Days 1-7: Meet, Greet, Vision & Direction

This first week should certainly include a full and thorough orientation to the company, and the new leader should meet all the players above, below, and at the peer level — if possible, something more than a quick handshake or an acknowledged nod of the head. Breakfast, lunch and after-work drinks can all go a long way to getting the new leader feeling comfortable with his new role and the culture expectations. It is also critical that the new leader gains the real vision and direction of the company. Even if the new leader is old to the company it’s a great idea to reacquaint him to the path the owner or senior leader of the company wants to be heading!

Days 8-30: Review, Meet, Listen, & Take-Notes!

The new leader should formally and informally set out to review the efforts of the previous leader, looking for the good that was done and taking note of any unsuccessful efforts.
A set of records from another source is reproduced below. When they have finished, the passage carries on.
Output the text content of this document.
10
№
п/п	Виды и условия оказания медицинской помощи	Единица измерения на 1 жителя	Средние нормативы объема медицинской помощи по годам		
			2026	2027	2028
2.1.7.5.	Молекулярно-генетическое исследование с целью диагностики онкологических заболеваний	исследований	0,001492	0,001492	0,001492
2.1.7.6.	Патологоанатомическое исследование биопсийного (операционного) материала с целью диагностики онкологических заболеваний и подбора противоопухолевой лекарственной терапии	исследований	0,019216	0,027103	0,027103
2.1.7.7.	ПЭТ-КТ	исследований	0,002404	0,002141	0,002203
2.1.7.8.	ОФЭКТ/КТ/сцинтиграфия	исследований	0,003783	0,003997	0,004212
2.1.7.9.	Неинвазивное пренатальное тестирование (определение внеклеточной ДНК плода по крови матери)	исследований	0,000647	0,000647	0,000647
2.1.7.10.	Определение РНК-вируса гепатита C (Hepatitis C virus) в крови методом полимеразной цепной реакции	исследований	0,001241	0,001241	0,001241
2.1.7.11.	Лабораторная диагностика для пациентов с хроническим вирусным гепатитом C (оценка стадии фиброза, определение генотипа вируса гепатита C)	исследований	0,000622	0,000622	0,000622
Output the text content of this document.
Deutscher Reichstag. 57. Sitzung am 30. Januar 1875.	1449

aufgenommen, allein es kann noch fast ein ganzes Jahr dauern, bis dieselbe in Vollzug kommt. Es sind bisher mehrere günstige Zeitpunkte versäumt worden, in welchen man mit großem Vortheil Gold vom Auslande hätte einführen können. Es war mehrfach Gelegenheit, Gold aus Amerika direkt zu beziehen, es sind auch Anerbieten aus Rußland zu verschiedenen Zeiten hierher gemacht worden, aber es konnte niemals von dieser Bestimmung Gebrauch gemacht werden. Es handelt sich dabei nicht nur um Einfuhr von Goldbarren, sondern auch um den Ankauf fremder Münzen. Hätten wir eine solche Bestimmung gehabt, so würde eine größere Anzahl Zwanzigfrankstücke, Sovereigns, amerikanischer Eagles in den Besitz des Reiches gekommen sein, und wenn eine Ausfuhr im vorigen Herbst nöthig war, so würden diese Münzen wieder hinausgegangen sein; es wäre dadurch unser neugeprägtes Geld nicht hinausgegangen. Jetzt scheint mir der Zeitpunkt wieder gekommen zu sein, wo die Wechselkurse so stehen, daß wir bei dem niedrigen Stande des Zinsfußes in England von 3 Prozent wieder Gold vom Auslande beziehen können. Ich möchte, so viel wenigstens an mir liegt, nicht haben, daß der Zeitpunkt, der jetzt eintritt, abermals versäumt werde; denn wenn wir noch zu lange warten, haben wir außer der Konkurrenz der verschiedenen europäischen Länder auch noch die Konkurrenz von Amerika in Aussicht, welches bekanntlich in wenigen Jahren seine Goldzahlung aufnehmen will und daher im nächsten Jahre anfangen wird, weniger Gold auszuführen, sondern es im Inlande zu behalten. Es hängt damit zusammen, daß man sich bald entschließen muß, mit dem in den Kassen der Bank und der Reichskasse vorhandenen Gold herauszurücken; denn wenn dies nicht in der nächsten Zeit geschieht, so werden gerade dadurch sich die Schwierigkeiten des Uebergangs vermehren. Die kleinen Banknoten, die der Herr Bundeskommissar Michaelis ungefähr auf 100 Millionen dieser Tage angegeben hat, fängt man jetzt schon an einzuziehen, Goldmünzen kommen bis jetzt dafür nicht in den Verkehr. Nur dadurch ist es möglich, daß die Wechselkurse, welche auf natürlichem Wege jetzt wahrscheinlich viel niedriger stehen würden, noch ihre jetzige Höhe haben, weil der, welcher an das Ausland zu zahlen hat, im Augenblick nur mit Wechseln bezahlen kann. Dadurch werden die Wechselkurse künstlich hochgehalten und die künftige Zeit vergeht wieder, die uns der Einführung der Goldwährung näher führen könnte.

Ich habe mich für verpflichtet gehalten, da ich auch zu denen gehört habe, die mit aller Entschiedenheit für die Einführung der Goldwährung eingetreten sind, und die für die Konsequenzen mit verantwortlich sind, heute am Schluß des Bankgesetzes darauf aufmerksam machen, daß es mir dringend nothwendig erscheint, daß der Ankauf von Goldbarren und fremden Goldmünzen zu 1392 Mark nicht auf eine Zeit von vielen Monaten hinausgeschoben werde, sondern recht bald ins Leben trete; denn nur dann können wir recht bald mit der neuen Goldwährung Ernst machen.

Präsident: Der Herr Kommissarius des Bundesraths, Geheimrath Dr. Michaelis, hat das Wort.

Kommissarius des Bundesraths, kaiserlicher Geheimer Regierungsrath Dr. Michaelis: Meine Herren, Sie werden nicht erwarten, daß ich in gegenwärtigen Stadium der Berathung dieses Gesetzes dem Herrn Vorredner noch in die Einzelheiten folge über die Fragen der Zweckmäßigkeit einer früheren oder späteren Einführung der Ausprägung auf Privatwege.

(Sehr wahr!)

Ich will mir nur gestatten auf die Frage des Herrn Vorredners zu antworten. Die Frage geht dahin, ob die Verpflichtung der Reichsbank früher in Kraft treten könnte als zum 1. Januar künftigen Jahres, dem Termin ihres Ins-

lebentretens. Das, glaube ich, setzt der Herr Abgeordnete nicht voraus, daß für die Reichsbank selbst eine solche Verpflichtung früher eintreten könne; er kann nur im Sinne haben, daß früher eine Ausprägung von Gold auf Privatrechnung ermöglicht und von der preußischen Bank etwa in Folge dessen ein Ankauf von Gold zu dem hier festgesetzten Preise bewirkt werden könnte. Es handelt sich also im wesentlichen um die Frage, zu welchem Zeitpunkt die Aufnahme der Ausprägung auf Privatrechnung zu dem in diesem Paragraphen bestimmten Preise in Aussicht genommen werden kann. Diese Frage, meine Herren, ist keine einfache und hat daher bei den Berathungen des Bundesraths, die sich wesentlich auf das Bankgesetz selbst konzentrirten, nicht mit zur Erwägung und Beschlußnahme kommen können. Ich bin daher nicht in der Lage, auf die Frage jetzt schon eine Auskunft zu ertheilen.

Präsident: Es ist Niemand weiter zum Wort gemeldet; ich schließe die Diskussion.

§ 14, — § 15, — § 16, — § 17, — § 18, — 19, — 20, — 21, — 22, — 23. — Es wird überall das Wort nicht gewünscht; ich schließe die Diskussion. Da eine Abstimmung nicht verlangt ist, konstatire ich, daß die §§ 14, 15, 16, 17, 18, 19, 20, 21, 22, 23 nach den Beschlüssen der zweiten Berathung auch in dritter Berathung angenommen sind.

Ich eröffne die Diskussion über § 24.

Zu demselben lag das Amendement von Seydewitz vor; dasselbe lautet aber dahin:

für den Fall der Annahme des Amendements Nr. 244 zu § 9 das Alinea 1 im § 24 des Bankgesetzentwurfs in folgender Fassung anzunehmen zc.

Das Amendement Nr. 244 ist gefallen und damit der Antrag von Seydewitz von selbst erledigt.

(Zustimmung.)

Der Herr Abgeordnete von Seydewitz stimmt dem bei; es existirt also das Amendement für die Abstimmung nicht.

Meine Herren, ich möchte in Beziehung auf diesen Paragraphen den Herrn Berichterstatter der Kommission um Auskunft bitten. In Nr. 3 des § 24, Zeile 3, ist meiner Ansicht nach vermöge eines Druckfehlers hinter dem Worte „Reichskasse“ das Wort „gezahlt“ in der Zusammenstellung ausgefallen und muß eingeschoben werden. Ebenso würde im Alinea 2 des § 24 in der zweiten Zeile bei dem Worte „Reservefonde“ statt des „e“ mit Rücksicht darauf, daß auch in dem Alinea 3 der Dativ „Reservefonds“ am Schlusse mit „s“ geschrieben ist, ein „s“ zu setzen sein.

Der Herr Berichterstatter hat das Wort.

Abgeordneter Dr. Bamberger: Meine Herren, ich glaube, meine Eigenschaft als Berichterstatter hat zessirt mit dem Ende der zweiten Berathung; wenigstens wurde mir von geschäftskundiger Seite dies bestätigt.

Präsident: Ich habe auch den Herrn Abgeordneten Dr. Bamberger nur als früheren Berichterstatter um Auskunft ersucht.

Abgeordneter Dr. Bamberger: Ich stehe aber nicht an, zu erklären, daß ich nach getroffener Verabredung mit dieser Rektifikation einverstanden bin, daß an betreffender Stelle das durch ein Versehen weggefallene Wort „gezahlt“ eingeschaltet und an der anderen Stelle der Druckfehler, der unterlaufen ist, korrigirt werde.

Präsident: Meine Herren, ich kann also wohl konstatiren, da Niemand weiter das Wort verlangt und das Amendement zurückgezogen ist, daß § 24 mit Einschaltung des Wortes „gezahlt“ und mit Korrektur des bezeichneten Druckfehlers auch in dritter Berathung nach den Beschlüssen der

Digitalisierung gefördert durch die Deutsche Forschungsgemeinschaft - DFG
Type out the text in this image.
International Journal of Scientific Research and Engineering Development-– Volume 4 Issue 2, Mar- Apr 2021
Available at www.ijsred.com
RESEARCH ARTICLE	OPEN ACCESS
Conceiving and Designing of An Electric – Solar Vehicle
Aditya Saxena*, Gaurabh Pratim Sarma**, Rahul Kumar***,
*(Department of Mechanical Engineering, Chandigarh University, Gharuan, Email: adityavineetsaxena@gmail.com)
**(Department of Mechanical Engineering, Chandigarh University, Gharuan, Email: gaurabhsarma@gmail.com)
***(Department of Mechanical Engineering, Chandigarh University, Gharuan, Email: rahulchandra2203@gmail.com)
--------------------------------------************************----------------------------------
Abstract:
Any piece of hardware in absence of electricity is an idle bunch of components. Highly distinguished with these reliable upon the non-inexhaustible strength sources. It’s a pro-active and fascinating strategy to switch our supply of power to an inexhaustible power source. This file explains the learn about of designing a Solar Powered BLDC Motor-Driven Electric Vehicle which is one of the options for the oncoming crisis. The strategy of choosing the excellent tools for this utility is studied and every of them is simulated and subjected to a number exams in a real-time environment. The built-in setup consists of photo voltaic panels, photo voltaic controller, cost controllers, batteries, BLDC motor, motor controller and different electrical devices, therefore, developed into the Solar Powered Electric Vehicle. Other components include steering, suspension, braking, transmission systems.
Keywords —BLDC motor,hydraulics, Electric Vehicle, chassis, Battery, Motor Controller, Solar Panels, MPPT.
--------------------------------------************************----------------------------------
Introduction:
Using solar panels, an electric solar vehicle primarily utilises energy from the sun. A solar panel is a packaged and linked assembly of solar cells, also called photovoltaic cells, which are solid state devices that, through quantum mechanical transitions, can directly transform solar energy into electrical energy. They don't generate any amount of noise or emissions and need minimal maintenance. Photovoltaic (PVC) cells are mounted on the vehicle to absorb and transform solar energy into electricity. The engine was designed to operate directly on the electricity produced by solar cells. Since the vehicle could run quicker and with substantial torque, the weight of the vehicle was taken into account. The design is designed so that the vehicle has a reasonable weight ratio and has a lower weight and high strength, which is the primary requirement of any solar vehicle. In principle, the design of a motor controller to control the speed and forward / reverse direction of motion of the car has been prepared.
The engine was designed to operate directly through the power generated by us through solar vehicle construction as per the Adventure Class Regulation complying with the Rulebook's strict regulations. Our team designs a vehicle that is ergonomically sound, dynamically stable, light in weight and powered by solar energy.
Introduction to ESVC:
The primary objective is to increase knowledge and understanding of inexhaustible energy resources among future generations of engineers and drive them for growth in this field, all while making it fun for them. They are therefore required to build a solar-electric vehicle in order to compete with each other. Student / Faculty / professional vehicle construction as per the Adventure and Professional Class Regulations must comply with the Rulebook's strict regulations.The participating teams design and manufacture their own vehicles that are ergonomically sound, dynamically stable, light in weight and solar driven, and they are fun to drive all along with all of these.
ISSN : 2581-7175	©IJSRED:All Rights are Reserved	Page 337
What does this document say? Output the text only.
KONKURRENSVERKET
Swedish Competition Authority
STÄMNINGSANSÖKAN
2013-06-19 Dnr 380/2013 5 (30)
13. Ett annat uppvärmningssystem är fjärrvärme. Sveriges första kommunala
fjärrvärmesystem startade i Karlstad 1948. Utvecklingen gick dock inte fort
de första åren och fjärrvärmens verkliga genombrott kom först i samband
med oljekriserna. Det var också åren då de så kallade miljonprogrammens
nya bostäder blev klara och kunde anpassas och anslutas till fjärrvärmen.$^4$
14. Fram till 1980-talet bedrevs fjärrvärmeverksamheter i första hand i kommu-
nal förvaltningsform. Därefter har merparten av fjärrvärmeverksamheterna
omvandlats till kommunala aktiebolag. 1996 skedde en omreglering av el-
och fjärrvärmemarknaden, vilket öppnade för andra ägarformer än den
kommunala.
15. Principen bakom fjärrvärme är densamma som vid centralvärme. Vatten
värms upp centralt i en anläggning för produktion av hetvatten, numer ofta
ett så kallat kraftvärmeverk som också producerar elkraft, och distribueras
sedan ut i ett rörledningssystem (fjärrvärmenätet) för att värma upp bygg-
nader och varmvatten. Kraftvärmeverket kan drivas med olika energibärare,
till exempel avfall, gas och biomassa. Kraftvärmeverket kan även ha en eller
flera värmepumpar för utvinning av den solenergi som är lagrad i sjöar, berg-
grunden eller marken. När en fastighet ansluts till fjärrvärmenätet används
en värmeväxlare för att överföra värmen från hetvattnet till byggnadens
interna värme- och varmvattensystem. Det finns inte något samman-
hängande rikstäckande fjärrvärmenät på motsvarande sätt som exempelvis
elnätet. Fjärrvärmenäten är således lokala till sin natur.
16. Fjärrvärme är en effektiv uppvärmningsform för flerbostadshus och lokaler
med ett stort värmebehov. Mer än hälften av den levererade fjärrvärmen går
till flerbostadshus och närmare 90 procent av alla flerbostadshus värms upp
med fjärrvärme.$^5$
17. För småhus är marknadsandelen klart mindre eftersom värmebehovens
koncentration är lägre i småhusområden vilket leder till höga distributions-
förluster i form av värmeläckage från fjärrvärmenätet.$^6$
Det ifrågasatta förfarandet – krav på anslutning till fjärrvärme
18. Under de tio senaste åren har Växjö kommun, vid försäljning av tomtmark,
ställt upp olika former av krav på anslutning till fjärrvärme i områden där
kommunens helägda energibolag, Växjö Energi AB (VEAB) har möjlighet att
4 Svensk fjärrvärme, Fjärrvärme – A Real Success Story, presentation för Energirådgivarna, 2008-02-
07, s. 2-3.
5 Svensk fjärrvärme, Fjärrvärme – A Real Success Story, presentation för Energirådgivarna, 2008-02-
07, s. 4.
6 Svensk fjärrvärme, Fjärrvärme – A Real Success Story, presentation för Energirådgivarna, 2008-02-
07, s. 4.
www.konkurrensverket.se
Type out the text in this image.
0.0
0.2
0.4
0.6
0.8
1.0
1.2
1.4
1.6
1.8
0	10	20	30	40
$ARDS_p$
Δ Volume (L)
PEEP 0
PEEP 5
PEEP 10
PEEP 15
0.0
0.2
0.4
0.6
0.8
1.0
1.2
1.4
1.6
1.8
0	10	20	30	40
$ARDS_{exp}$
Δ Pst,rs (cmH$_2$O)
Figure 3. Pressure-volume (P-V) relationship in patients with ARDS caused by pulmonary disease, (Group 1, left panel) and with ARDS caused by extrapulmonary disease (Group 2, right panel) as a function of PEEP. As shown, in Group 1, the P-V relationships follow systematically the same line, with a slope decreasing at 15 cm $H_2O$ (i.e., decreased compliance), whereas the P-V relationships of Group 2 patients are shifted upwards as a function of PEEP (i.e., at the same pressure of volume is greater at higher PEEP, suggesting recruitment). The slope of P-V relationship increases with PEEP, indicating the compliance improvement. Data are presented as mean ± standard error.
The time spent here should be primarily focused on asking questions and listening, looking to formulate the leader's own mind on what he has gotten himself into. The leader should always have access to a pen and pad of paper to take notes, reviewing them at the end of each evening to again assess what they are hearing. The new leader should also write his own questions about what he is hearing or not hearing and prepare to share these questions with senior leaders for clarification.

Days 31-60: Project Understanding, Key "Thoroughbreds” Check-up, Needs & Expectations

After 30 days in the new role the leader should be comfortable with the basics of the company.  This next period of time should be spent pinning down key people; I call them the “thoroughbreds.” These are the top people who have the right attitude about what is needed and expected. The leader should seek these individuals out and get a better handle on projects, areas needing improvement, priorities of needs, and the expectations from the workers for their new leader. It is during this time that a new leader first begins to really develop a rough draft of what he is going to do or what changes might need to be made.

Days 61-82: Identify Your “A” Team, Prioritize Improvement Efforts, Needs, Set KPI’s

This time period should really begin to bring the new leader’s thoughts together and to begin setting out a plan. The leader must determine who his “A-Team” will be. Now, this might not mean changing the roles of current employees — but it could. Putting the plan together will include prioritizing those efforts that must be addressed now, differently, and who will be involved with impacting those items. Finally, the new leader should develop his own new KPIs, that is, the Key Performance Indicators. This allows the team to identify and see what the performance objectives or goals are that will now be addressed. Some of the KPIs may be similar to what existed. In such cases the new leader should give credit to others, including the past leader, for having set the targets.

Days 83-90: Present Observations with Senior Leader, Vision & Action Plan

This final week of the 90 days will require the new leader to make a full presentation on what he has observed and the new direction in which he intends to lead. Any questions that the new leader has not already asked should be asked now. The new leader should provide the senior leader with the intended direction that they will follow. It is also important that the new leader listen for differences or other ideas from the senior leader to further refine his thinking and plan of attack.

Now, many construction owners might think this first 90 days is a bit over the top for, say, a new crew foreman. Yet, while the 90 days might be able to be compressed a bit for a foreman, the same path of discussion, understanding, and planning should still be executed. Think about the many foremen who have begun a new role only to find it incredibly difficult for the first few months. 

No matter whether a new foreman or new president, there is no excuse — and increasingly a loss of productivity — if there is no attempt to make the leader the best that he can be sooner…rather than later! Start today to give your new leaders a better send-off in their first 90 days! With our aging workforce still aging you will undoubtedly have many opportunities over the next three to five years!